Его раздражали разговоры о Боге, это я заметила давно. Особенно его волновал тот факт, кем является он сам. Возможно, в этом городишке, не я одна страдала депрессией. Интересно было бы взглянуть на его картины. Возможно, они полны суицидальных сюжетов. Смешно, если учесть его плохоумераемость.
— Двадцать лет назад, черную розу тоже считали фантастикой, а теперь это даже не роскошь. Если верить историям, мифам, легендам — вампиры были всегда. Просто мы, скорее некоторая мутация. Многое в эволюции зависит от мутации. Может мы другой вид человека? Все в Его власти, мы тоже.

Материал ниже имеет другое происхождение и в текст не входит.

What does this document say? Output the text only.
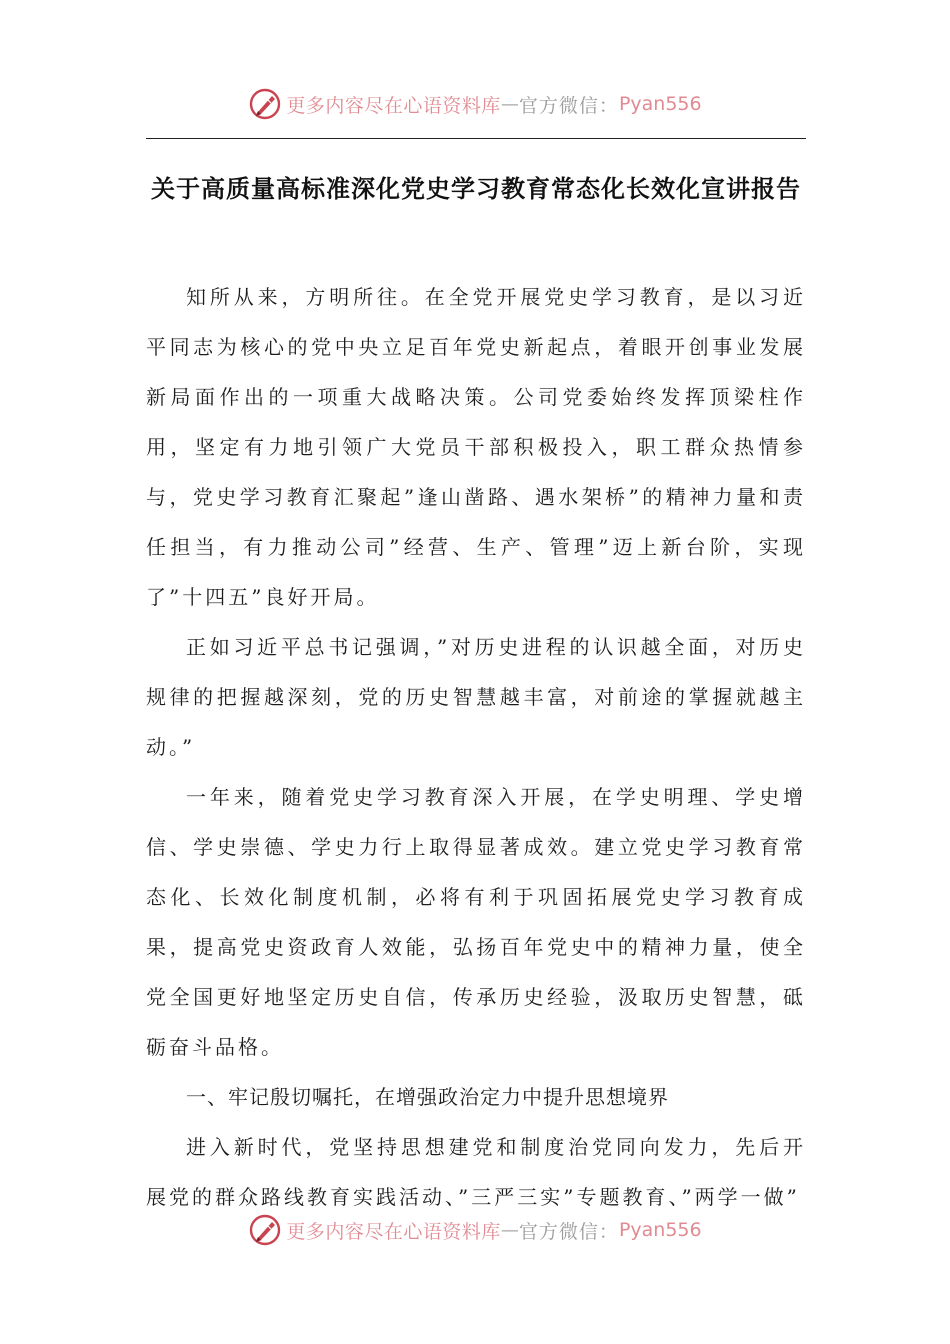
更多内容尽在心语资料库 — 官方微信： Pyan556
关于高质量高标准深化党史学习教育常态化长效化宣讲报告

知所从来，方明所往。在全党开展党史学习教育，是以习近平同志为核心的党中央立足百年党史新起点，着眼开创事业发展新局面作出的一项重大战略决策。公司党委始终发挥顶梁柱作用，坚定有力地引领广大党员干部积极投入，职工群众热情参与，党史学习教育汇聚起”逢山凿路、遇水架桥”的精神力量和责任担当，有力推动公司”经营、生产、管理”迈上新台阶，实现了”十四五”良好开局。

正如习近平总书记强调，”对历史进程的认识越全面，对历史规律的把握越深刻，党的历史智慧越丰富，对前途的掌握就越主动。”

一年来，随着党史学习教育深入开展，在学史明理、学史增信、学史崇德、学史力行上取得显著成效。建立党史学习教育常态化、长效化制度机制，必将有利于巩固拓展党史学习教育成果，提高党史资政育人效能，弘扬百年党史中的精神力量，使全党全国更好地坚定历史自信，传承历史经验，汲取历史智慧，砥砺奋斗品格。

一、牢记殷切嘱托，在增强政治定力中提升思想境界

进入新时代，党坚持思想建党和制度治党同向发力，先后开展党的群众路线教育实践活动、”三严三实”专题教育、”两学一做”

更多内容尽在心语资料库 — 官方微信： Pyan556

Я тихо застонала, не имея сил слушать далее их спор. Видимо для меня звук был более тихим, чем для них. Они двое резко повернули головы в мою сторону, будто на звук выстрела.
Всколыхнулся воздух, и Самюель была уже около меня.
— Тебе плохо?
— Да от ваших разговоров кому хочешь, станет плохо, — уныло отозвалась я, и они сразу же расслабились. Просто я терпеть не могла таких споров. Каждый выбирает то во что ему верить. И хоть Калеб, делал вид, что больше не верит в Бога, это не значило, что все так. Сколько прошло лет, а он просто был еще зол, вспоминая о случившемся пятьдесят лет назад. Сколько горечи и сожалений. Возможно его схожесть в таких чувствах со мной, делали его еще более желанным. Никто иной, не мог понять, что такое сожаление. Могла ли я его любить еще сильнее, чем теперь?